Gen-Z dan Millenial Berperan Tangkal Radikalisme

  • Bagikan
DIALOG KEPEMUDAAN. Komunitas Kota Tua Majene mengelar dialog kepemudaan bertema Peran Gen-Z dan Millenial Mencegah Faham Radikalisme di aula kampus Sekolah Tinggi Ilmu Kesehatan (STIKes) Bina Bangsa Majene, Jumat, 29 November 2024.

MAJENE RADAR SULBAR — Berdasarkan sensus terakhir, lebih dari separuh penduduk Indonesia adalah generasi muda. Dengan kondisi seperti itu, anak muda khususnya generasi Z dan Millenial punya posisi penting dan strategis dalam menangkal tumbuh dan berkembangnya faham radikalisme di tengah masyarakat.

Peran generasi muda menangkal faham radikalisme menjadi pembahasan dalam dialog kepemudaan bertema “Peran Gen-Z dan Millenial Mencegah Faham Radikalisme” yang digelar di aula kampus Sekolah Tinggi Ilmu Kesehatan (STIKes) Bina Bangsa Majene, Jumat, 29 Nopember.

Ratusan peserta mengikuti acara tersebut yang berasal dari sejumlah institusi, antara lain Badan Eksekutif Mahasiswa (BEM) STIKes BBM Majene, serta para mahasiswa FISIP Hukum Unsulbar.

Para narasumber yang hadir membahas ciri faham radikalisme yang berbahaya serta cara menangkalnya antara lain, Muhammad dari pesantren Darul Ulum Al-Asyariyyah Majene, Ihsan Zainuddin dari Pondok Pesantren Modern Al-Ikhlash Lampoko, Polewali Mandar serta Muhammad Rifaiyang merupakan dosen dari Universitas Muhammadiyah Mamuju.

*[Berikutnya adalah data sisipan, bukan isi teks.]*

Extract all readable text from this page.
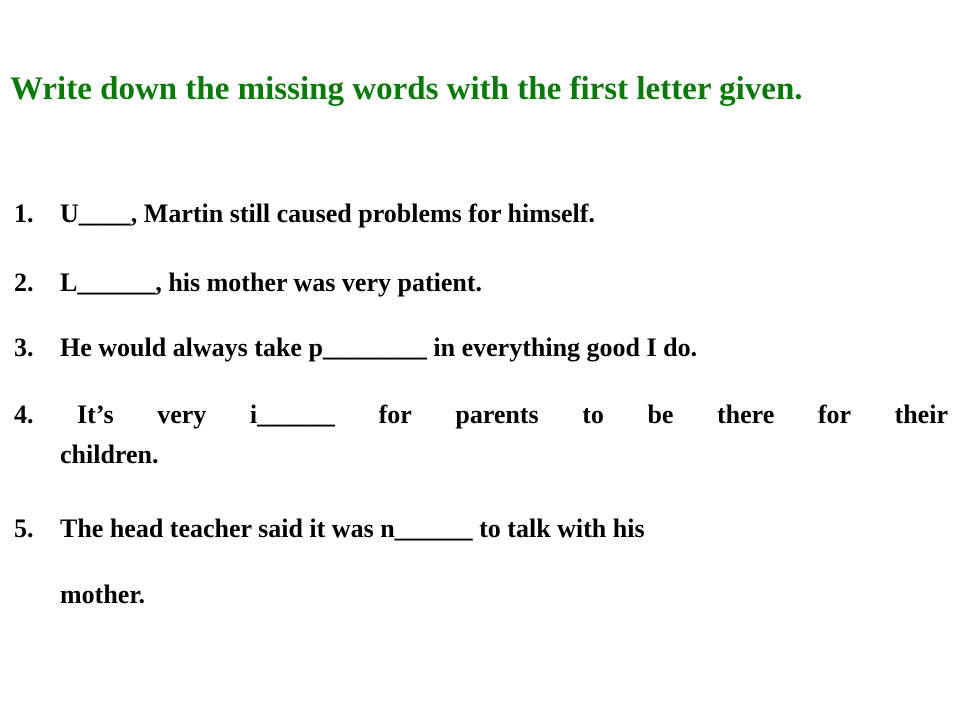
Write down the missing words with the first letter given.

1. U____, Martin still caused problems for himself.

2. L______, his mother was very patient.

3. He would always take p________ in everything good I do.

4. It’s very i______ for parents to be there for their
children.

5. The head teacher said it was n______ to talk with his

mother.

Dalam dialog yang dimoderatori dosen Ilmu Politik Unsulbar, Farhanuddin, terungkap data bahwa sesuai sensus Penduduk 2020 yang dilakukan Badan Pusat Statistik (BPS), jumlah penduduk Indonesia pada 2020 mencapai 270,2 juta orang.

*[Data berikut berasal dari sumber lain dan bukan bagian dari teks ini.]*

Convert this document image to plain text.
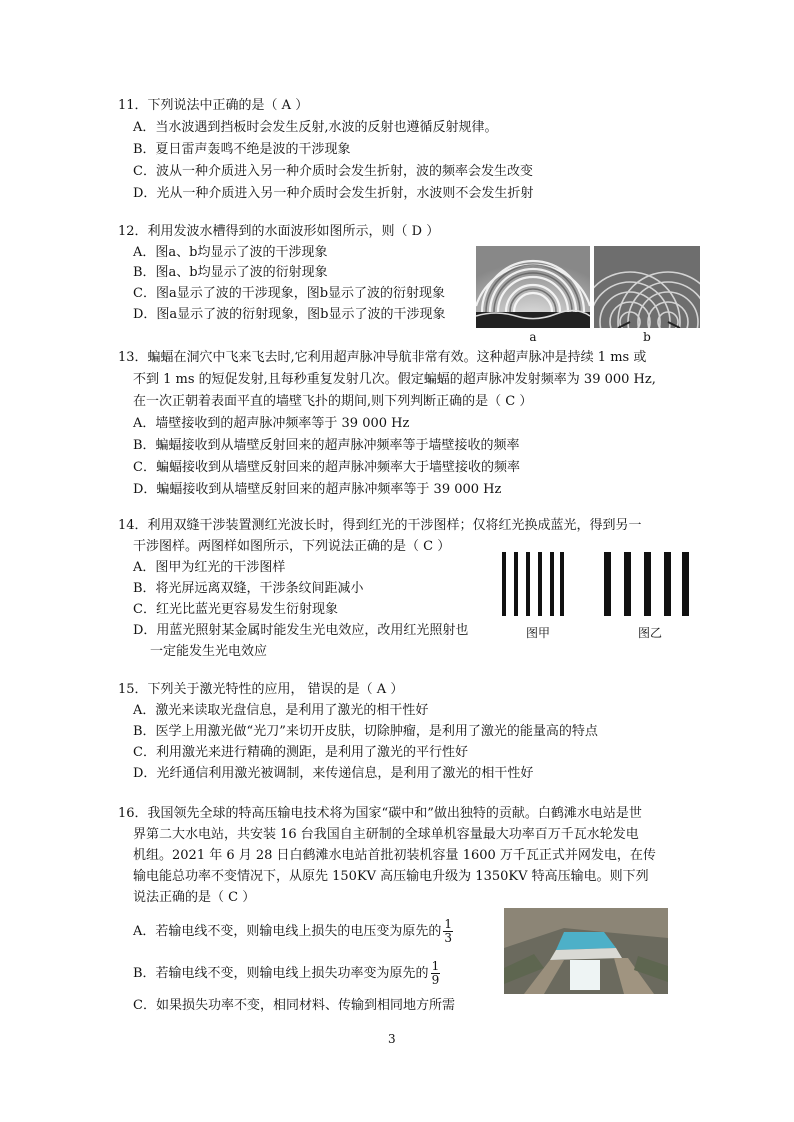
11．下列说法中正确的是（ A ）
A．当水波遇到挡板时会发生反射,水波的反射也遵循反射规律。
B．夏日雷声轰鸣不绝是波的干涉现象
C．波从一种介质进入另一种介质时会发生折射，波的频率会发生改变
D．光从一种介质进入另一种介质时会发生折射，水波则不会发生折射
12．利用发波水槽得到的水面波形如图所示，则（ D ）
A．图a、b均显示了波的干涉现象
B．图a、b均显示了波的衍射现象
C．图a显示了波的干涉现象，图b显示了波的衍射现象
D．图a显示了波的衍射现象，图b显示了波的干涉现象
a	b
13．蝙蝠在洞穴中飞来飞去时,它利用超声脉冲导航非常有效。这种超声脉冲是持续 1 ms 或
不到 1 ms 的短促发射,且每秒重复发射几次。假定蝙蝠的超声脉冲发射频率为 39 000 Hz,
在一次正朝着表面平直的墙壁飞扑的期间,则下列判断正确的是（ C ）
A．墙壁接收到的超声脉冲频率等于 39 000 Hz
B．蝙蝠接收到从墙壁反射回来的超声脉冲频率等于墙壁接收的频率
C．蝙蝠接收到从墙壁反射回来的超声脉冲频率大于墙壁接收的频率
D．蝙蝠接收到从墙壁反射回来的超声脉冲频率等于 39 000 Hz
14．利用双缝干涉装置测红光波长时，得到红光的干涉图样；仅将红光换成蓝光，得到另一
干涉图样。两图样如图所示，下列说法正确的是（ C ）
A．图甲为红光的干涉图样
B．将光屏远离双缝，干涉条纹间距减小
C．红光比蓝光更容易发生衍射现象
D．用蓝光照射某金属时能发生光电效应，改用红光照射也
一定能发生光电效应
图甲	图乙
15．下列关于激光特性的应用， 错误的是（ A ）
A．激光来读取光盘信息，是利用了激光的相干性好
B．医学上用激光做“光刀”来切开皮肤，切除肿瘤，是利用了激光的能量高的特点
C．利用激光来进行精确的测距，是利用了激光的平行性好
D．光纤通信利用激光被调制，来传递信息，是利用了激光的相干性好
16．我国领先全球的特高压输电技术将为国家“碳中和”做出独特的贡献。白鹤滩水电站是世
界第二大水电站，共安装 16 台我国自主研制的全球单机容量最大功率百万千瓦水轮发电
机组。2021 年 6 月 28 日白鹤滩水电站首批初装机容量 1600 万千瓦正式并网发电，在传
输电能总功率不变情况下，从原先 150KV 高压输电升级为 1350KV 特高压输电。则下列
说法正确的是（ C ）
A．若输电线不变，则输电线上损失的电压变为原先的 $\frac{1}{3}$
B．若输电线不变，则输电线上损失功率变为原先的 $\frac{1}{9}$
C．如果损失功率不变，相同材料、传输到相同地方所需
3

Dari jumlah tersebut, sebanyak 71,5 juta jiwa di antaranya merupakan generasi Z.
Generasi Z; lahir tahun 1997-2012 mencapai 26,4 persen dari total populasi nasional.
Generasi Milenial (lahir 1981-1996) mencapai 25,87 persen

Sehingga jika digabungkan, proporsi mereka yang berada di generasi muda (gen Z dan milenial) ini mencapai separuh lebih penduduk atau 52,2 persen dari populasi Indonesia.

Komposisi penduduk yang dominan anak muda itu dinilai merupakan kondisi bahwa anak muda akan ikut menjadi penentu situasi negara, baik di masa sekarang dan masa mendatang.

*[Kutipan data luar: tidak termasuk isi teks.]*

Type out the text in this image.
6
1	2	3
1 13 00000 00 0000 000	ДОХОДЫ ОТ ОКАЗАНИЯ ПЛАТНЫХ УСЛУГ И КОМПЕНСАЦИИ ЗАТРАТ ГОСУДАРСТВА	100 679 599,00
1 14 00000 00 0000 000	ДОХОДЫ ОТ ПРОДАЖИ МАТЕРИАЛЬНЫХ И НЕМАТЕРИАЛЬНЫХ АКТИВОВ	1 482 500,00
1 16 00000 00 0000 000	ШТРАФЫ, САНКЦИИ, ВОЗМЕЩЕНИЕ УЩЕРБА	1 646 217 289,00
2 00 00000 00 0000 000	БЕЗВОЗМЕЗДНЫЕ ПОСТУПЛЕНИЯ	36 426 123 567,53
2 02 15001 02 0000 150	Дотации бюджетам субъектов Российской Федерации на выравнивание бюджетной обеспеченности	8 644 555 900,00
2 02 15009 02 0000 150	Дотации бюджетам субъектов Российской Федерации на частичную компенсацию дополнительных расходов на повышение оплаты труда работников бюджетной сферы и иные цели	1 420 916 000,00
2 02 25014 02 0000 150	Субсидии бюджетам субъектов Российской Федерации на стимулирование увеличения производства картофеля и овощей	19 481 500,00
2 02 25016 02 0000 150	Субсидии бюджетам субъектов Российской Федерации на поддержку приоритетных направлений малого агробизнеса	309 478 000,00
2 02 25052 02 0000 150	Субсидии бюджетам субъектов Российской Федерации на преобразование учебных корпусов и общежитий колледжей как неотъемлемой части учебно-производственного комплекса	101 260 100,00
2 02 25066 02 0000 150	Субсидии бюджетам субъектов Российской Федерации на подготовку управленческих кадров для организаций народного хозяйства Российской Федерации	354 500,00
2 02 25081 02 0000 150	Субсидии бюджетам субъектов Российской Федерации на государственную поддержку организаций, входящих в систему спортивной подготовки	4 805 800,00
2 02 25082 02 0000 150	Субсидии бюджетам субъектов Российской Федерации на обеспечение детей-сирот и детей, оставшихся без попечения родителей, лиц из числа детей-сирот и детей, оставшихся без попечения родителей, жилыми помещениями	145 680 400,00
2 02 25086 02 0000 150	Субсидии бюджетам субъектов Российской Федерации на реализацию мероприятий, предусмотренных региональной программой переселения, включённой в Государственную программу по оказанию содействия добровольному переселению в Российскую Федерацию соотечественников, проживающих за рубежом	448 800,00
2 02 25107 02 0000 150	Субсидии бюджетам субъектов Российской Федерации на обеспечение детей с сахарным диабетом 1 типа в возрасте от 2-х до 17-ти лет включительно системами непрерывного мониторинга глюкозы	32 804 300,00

Dalam pemaparannya, Muhammad Rifai menjelaskan aliran yang bisa merongrong kedaulatan negara dan memecah belah umat biasanya memiliki sejumlah ciri meliputi aspek ideologi, tindakan, serta dampaknya terhadap masyarakat.

“Faham radikal berbahaya itu bisa kita identifikasi, kita kenali dengan ciri antara lain punya keingingan menggantikan ideologi Pancasila dan UUD 1945, faham itu juga mengajarkan kebencian, anti terhadap keberagaman,” kata Rifai yang juga ketua Pimpinan Daerah Muhammadiyah Mamuju.

Menurutnya, dalam sejarah tercatat bahwa terdapat organisasi atau faham yang sudah dilarang karena dianggap bertentangan dengan ideologi negara, Pancasila, UUD 1945, atau dapat merusak persatuan dan integritas bangsa.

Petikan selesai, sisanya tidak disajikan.